Comparative microarray analysis of mRNA for Huh7 cells transfected with pcDNA3.1, WT, or Mut was performed on GeneChip®PrimeView™ Human Gene Expression arrays (Affymetrix) following the manufacturer’s protocol by Shanghai Biotechnology Corporation. Corresponding microarray expression data were analyzed by pairwise differences determined with the Student-t test (p < 0.05). Further analyses of the differentially expressed genes, including network, pathway and functional analysis, were performed by the Shanghai Biotechnology Corporation.

RNA immunoprecipitation

A total of 5 × 106 Huh7 cells was transfected with pcDNA3.1, WT, or Mut. After 24 h, cells were washed twice with 10 ml of ice cold phosphate-buffered saline (PBS). The cells were resuspended in 5 ml lysis buffer (25 mM Tris HCl (pH 7.5), 150 mM KCl, 2 mM EDTA, 0.5% NP-40 and 0.5 mM DTT) with RNase inhibitors and protease inhibitors. After a 30-min incubation, lysates were pelleted by centrifugation at 20,000 g for 30 min at 4 °C. Ago2-antibody (6μg; abcam, ab32381) or control antibodies (immunoglobulin G (IgG)) were added to 2.5 mL RPMI-medium and incubated with 30 μl Protein-G Sepharose beads (GE Healthcare) for 12–18 h with tumbling end over end at 4 °C. The beads were pelleted and wash four to five times with cold lysis buffer. The beads were subsequently incubated with 5 mL cell lysate for 2.5 h under constant rotation at 4 °C. After incubation, the beads were washed four times with IP wash buffer containing 300 mM NaCl, 50 mM Tris HCl (pH 7.5), 5 mM MgCl2, 0.1% NP-40 and 1 mM NaF and once with PBS to remove residual detergents. The AGO2 components were released and RNA was isolated from the immunoprecipitated pellet by adding Trizol reagent. Total RNA was used for qRT–PCR of cyclin G1 mRNAs.

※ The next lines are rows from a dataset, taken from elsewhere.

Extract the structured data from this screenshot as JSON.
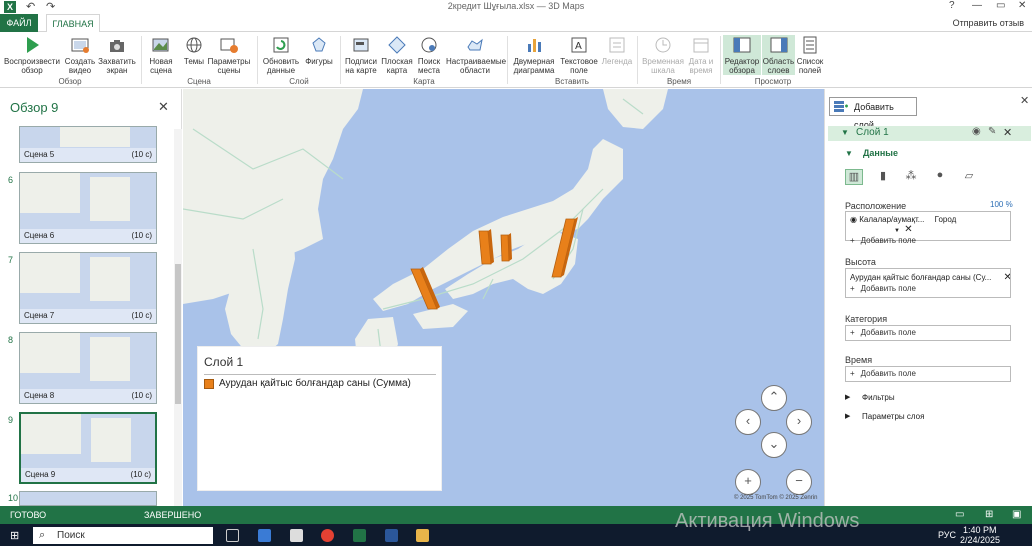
{
  "window": {
    "title": "2кредит Шұғыла.xlsx — 3D Maps",
    "help": "?",
    "restore": "▭",
    "close": "✕",
    "minimize": "—"
  },
  "quick_access": {
    "undo": "↶",
    "redo": "↷"
  },
  "tabs": {
    "file": "ФАЙЛ",
    "home": "ГЛАВНАЯ",
    "send_feedback": "Отправить отзыв"
  },
  "ribbon": {
    "play": "Воспроизвести обзор",
    "create_video": "Создать видео",
    "capture": "Захватить экран",
    "group_overview": "Обзор",
    "new_scene": "Новая сцена",
    "themes": "Темы",
    "scene_options": "Параметры сцены",
    "group_scene": "Сцена",
    "refresh": "Обновить данные",
    "shapes": "Фигуры",
    "group_layer": "Слой",
    "map_labels": "Подписи на карте",
    "flat_map": "Плоская карта",
    "find_location": "Поиск места",
    "custom_regions": "Настраиваемые области",
    "group_map": "Карта",
    "chart_2d": "Двумерная диаграмма",
    "text_box": "Текстовое поле",
    "legend": "Легенда",
    "group_insert": "Вставить",
    "timeline": "Временная шкала",
    "date_time": "Дата и время",
    "group_time": "Время",
    "tour_editor": "Редактор обзора",
    "layer_pane": "Область слоев",
    "field_list": "Список полей",
    "group_view": "Просмотр"
  },
  "tour": {
    "title": "Обзор 9",
    "scenes": [
      {
        "num": "",
        "name": "Сцена 5",
        "duration": "(10 с)"
      },
      {
        "num": "6",
        "name": "Сцена 6",
        "duration": "(10 с)"
      },
      {
        "num": "7",
        "name": "Сцена 7",
        "duration": "(10 с)"
      },
      {
        "num": "8",
        "name": "Сцена 8",
        "duration": "(10 с)"
      },
      {
        "num": "9",
        "name": "Сцена 9",
        "duration": "(10 с)"
      },
      {
        "num": "10",
        "name": "",
        "duration": ""
      }
    ]
  },
  "legend": {
    "title": "Слой 1",
    "item": "Аурудан қайтыс болғандар саны (Сумма)",
    "color": "#e8801a"
  },
  "map": {
    "copyright": "© 2025 TomTom  © 2025 Zenrin"
  },
  "layer_pane": {
    "add_layer": "Добавить слой",
    "layer_name": "Слой 1",
    "data_heading": "Данные",
    "location_label": "Расположение",
    "location_percent": "100 %",
    "location_field": "Калалар/аумақт...",
    "location_type": "Город",
    "add_field": "Добавить поле",
    "height_label": "Высота",
    "height_field": "Аурудан қайтыс болғандар саны (Су...",
    "category_label": "Категория",
    "time_label": "Время",
    "filters": "Фильтры",
    "layer_options": "Параметры слоя"
  },
  "status": {
    "ready": "ГОТОВО",
    "completed": "ЗАВЕРШЕНО"
  },
  "taskbar": {
    "search": "Поиск",
    "lang": "РУС",
    "time": "1:40 PM",
    "date": "2/24/2025"
  },
  "watermark": "Активация Windows"
}
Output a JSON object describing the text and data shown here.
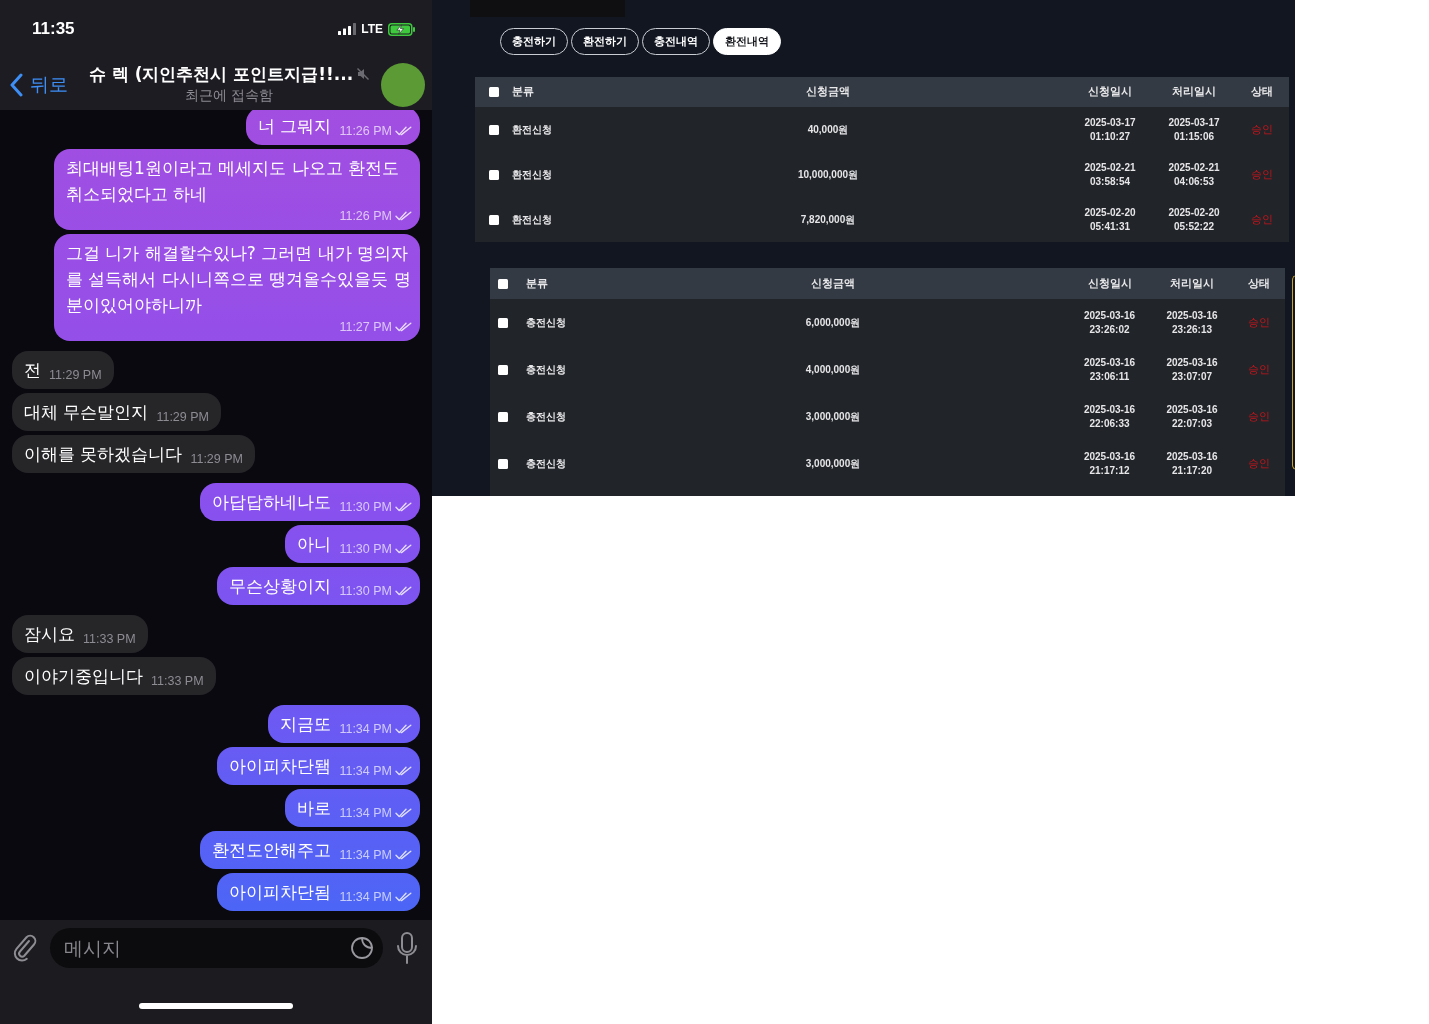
{
  "phone": {
    "status_bar": {
      "time": "11:35",
      "network": "LTE"
    },
    "chat_header": {
      "back_label": "뒤로",
      "title": "슈 렉 (지인추천시 포인트지급!!...",
      "muted": true,
      "subtitle": "최근에 접속함"
    },
    "messages": [
      {
        "kind": "outgoing",
        "text": "너 그뭐지",
        "time": "11:26 PM",
        "read": true
      },
      {
        "kind": "outgoing",
        "text": "최대배팅1원이라고 메세지도 나오고 환전도 취소되었다고 하네",
        "time": "11:26 PM",
        "read": true
      },
      {
        "kind": "outgoing",
        "text": "그걸 니가 해결할수있나? 그러면 내가 명의자를 설득해서 다시니쪽으로 땡겨올수있을듯 명분이있어야하니까",
        "time": "11:27 PM",
        "read": true
      },
      {
        "kind": "incoming",
        "text": "전",
        "time": "11:29 PM"
      },
      {
        "kind": "incoming",
        "text": "대체 무슨말인지",
        "time": "11:29 PM"
      },
      {
        "kind": "incoming",
        "text": "이해를 못하겠습니다",
        "time": "11:29 PM"
      },
      {
        "kind": "outgoing",
        "text": "아답답하네나도",
        "time": "11:30 PM",
        "read": true
      },
      {
        "kind": "outgoing",
        "text": "아니",
        "time": "11:30 PM",
        "read": true
      },
      {
        "kind": "outgoing",
        "text": "무슨상황이지",
        "time": "11:30 PM",
        "read": true
      },
      {
        "kind": "incoming",
        "text": "잠시요",
        "time": "11:33 PM"
      },
      {
        "kind": "incoming",
        "text": "이야기중입니다",
        "time": "11:33 PM"
      },
      {
        "kind": "outgoing",
        "text": "지금또",
        "time": "11:34 PM",
        "read": true
      },
      {
        "kind": "outgoing",
        "text": "아이피차단됌",
        "time": "11:34 PM",
        "read": true
      },
      {
        "kind": "outgoing",
        "text": "바로",
        "time": "11:34 PM",
        "read": true
      },
      {
        "kind": "outgoing",
        "text": "환전도안해주고",
        "time": "11:34 PM",
        "read": true
      },
      {
        "kind": "outgoing",
        "text": "아이피차단됨",
        "time": "11:34 PM",
        "read": true
      }
    ],
    "composer": {
      "placeholder": "메시지"
    }
  },
  "history_panels": [
    {
      "tabs": [
        {
          "label": "충전하기",
          "selected": false
        },
        {
          "label": "환전하기",
          "selected": false
        },
        {
          "label": "충전내역",
          "selected": false
        },
        {
          "label": "환전내역",
          "selected": true
        }
      ],
      "table": {
        "select_all_checked": false,
        "columns": [
          "분류",
          "신청금액",
          "신청일시",
          "처리일시",
          "상태"
        ],
        "rows": [
          {
            "checked": false,
            "category": "환전신청",
            "amount": "40,000원",
            "requested": "2025-03-17 01:10:27",
            "processed": "2025-03-17 01:15:06",
            "status": "승인"
          },
          {
            "checked": false,
            "category": "환전신청",
            "amount": "10,000,000원",
            "requested": "2025-02-21 03:58:54",
            "processed": "2025-02-21 04:06:53",
            "status": "승인"
          },
          {
            "checked": false,
            "category": "환전신청",
            "amount": "7,820,000원",
            "requested": "2025-02-20 05:41:31",
            "processed": "2025-02-20 05:52:22",
            "status": "승인"
          }
        ]
      }
    },
    {
      "table": {
        "select_all_checked": false,
        "columns": [
          "분류",
          "신청금액",
          "신청일시",
          "처리일시",
          "상태"
        ],
        "rows": [
          {
            "checked": false,
            "category": "충전신청",
            "amount": "6,000,000원",
            "requested": "2025-03-16 23:26:02",
            "processed": "2025-03-16 23:26:13",
            "status": "승인"
          },
          {
            "checked": false,
            "category": "충전신청",
            "amount": "4,000,000원",
            "requested": "2025-03-16 23:06:11",
            "processed": "2025-03-16 23:07:07",
            "status": "승인"
          },
          {
            "checked": false,
            "category": "충전신청",
            "amount": "3,000,000원",
            "requested": "2025-03-16 22:06:33",
            "processed": "2025-03-16 22:07:03",
            "status": "승인"
          },
          {
            "checked": false,
            "category": "충전신청",
            "amount": "3,000,000원",
            "requested": "2025-03-16 21:17:12",
            "processed": "2025-03-16 21:17:20",
            "status": "승인"
          }
        ]
      }
    }
  ]
}
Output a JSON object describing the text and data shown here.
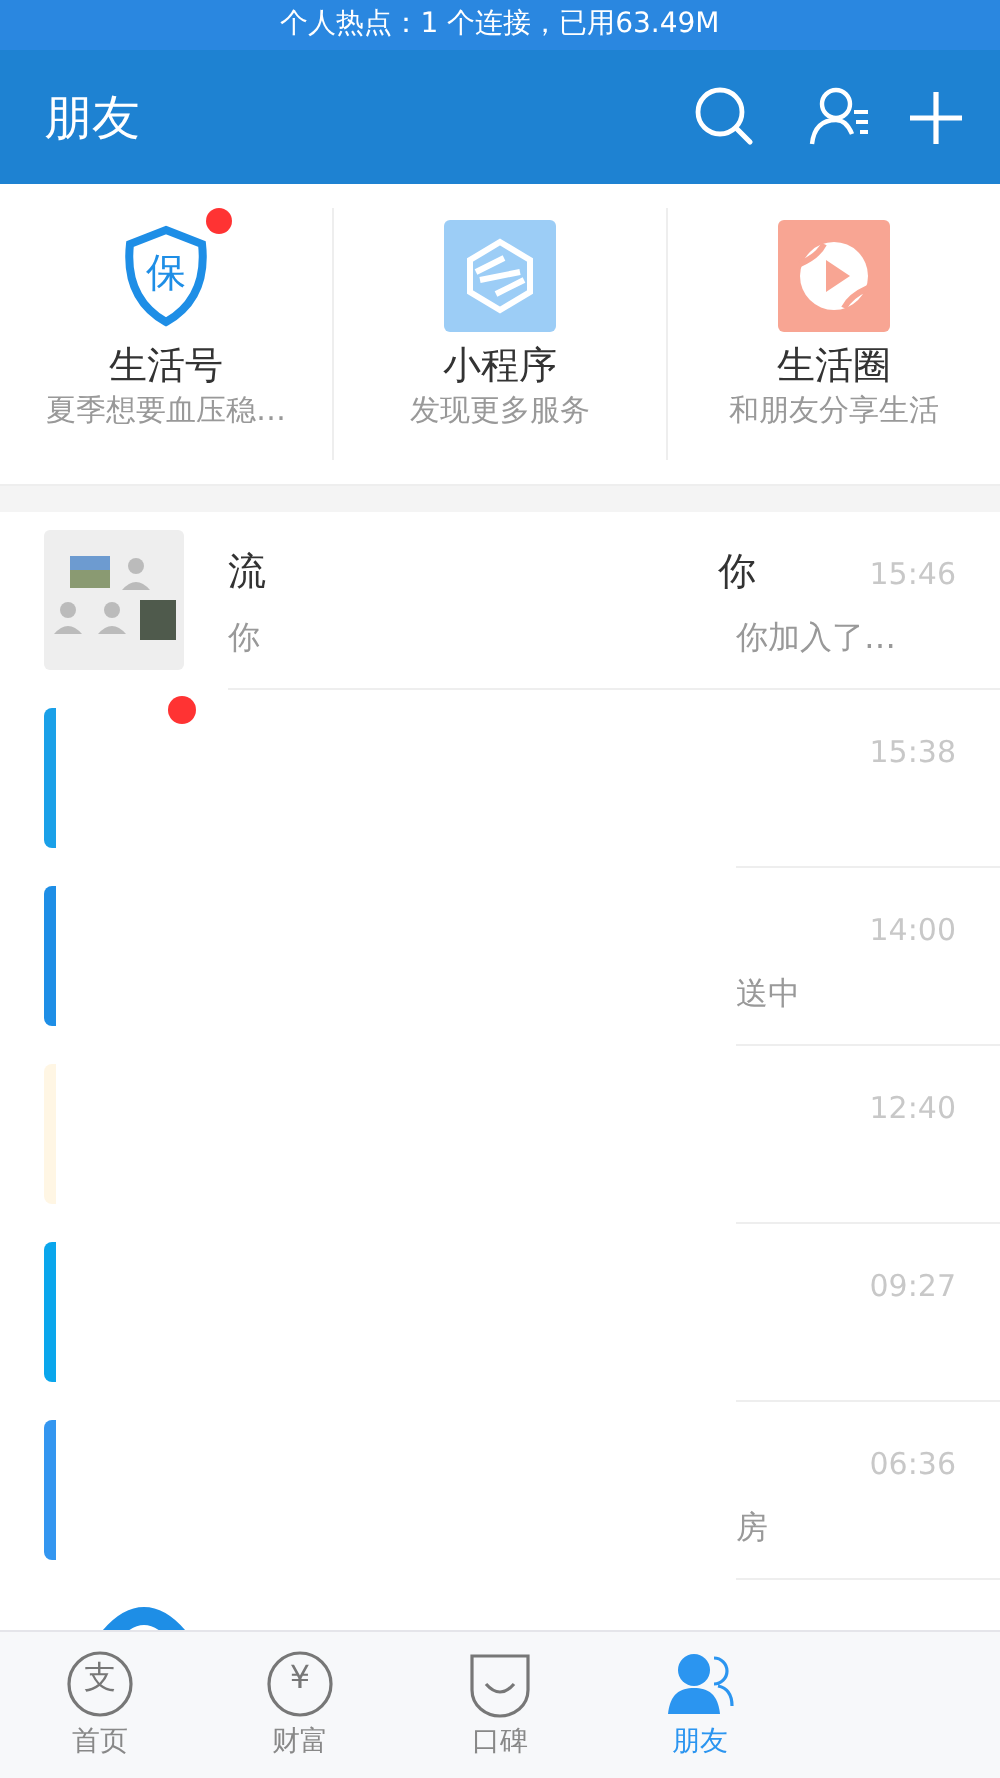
{
  "status_bar": {
    "text": "个人热点：1 个连接，已用63.49M"
  },
  "header": {
    "title": "朋友"
  },
  "shortcuts": [
    {
      "kind": "shield",
      "glyph": "保",
      "title": "生活号",
      "subtitle": "夏季想要血压稳…",
      "unread": true
    },
    {
      "kind": "hexagon",
      "title": "小程序",
      "subtitle": "发现更多服务",
      "unread": false
    },
    {
      "kind": "play",
      "title": "生活圈",
      "subtitle": "和朋友分享生活",
      "unread": false
    }
  ],
  "chats": [
    {
      "kind": "group",
      "title": "流",
      "title_end": "你",
      "preview": "你",
      "preview_end": "你加入了…",
      "time": "15:46",
      "unread": false
    },
    {
      "kind": "sliver",
      "color": "#1aa0e8",
      "time": "15:38",
      "unread": true
    },
    {
      "kind": "sliver",
      "color": "#1e8ee6",
      "preview_end": "送中",
      "time": "14:00",
      "unread": false
    },
    {
      "kind": "sliver",
      "color": "#fff6e4",
      "time": "12:40",
      "unread": false
    },
    {
      "kind": "sliver",
      "color": "#0aa6ec",
      "time": "09:27",
      "unread": false
    },
    {
      "kind": "sliver",
      "color": "#3396f0",
      "preview_end": "房",
      "time": "06:36",
      "unread": false
    },
    {
      "kind": "signal"
    }
  ],
  "tab_bar": [
    {
      "kind": "home",
      "glyph": "支",
      "label": "首页",
      "selected": false
    },
    {
      "kind": "wealth",
      "glyph": "¥",
      "label": "财富",
      "selected": false
    },
    {
      "kind": "koubei",
      "label": "口碑",
      "selected": false
    },
    {
      "kind": "friends",
      "label": "朋友",
      "selected": true
    }
  ]
}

Transcript copy-number analysis

RNA was extracted from 1 × 105 Huh7 cells using Trizol Reagent. Absolute quantification of HBV total mRNAs and mir-122 was performed by qRT–PCR. For a standardized evaluation, threshold cycle (CT) values were compared to a 10-fold serial dilution of either in vitro-transcribed HBV mRNAs or synthetic miR-122 mimics (RiboBio Co., Ltd). Then, the copies of transcript per cell were calculated with standard stoichiometric methods.

Statistical analyses

Data were expressed as mean ± SD (standard deviation) from three independent experiments. The statistical significance between two and more than two groups was measured using the two-tailed Student’s t-test and ANOVA respectively. Association between variables was assessed by Pearson’s χ2 test. P values < 0.05 were considered significant.

Additional Information

How to cite this article: Hu, J. et al. A cross-talk between Hepatitis B virus and host mRNAs confers viral adaptation to liver. Sci. Rep. 5, 10572; doi: 10.1038/srep10572 (2015).

Accession number: The Gene Expression Omnibus accession number for the microarray data reported in this paper is GSE64084.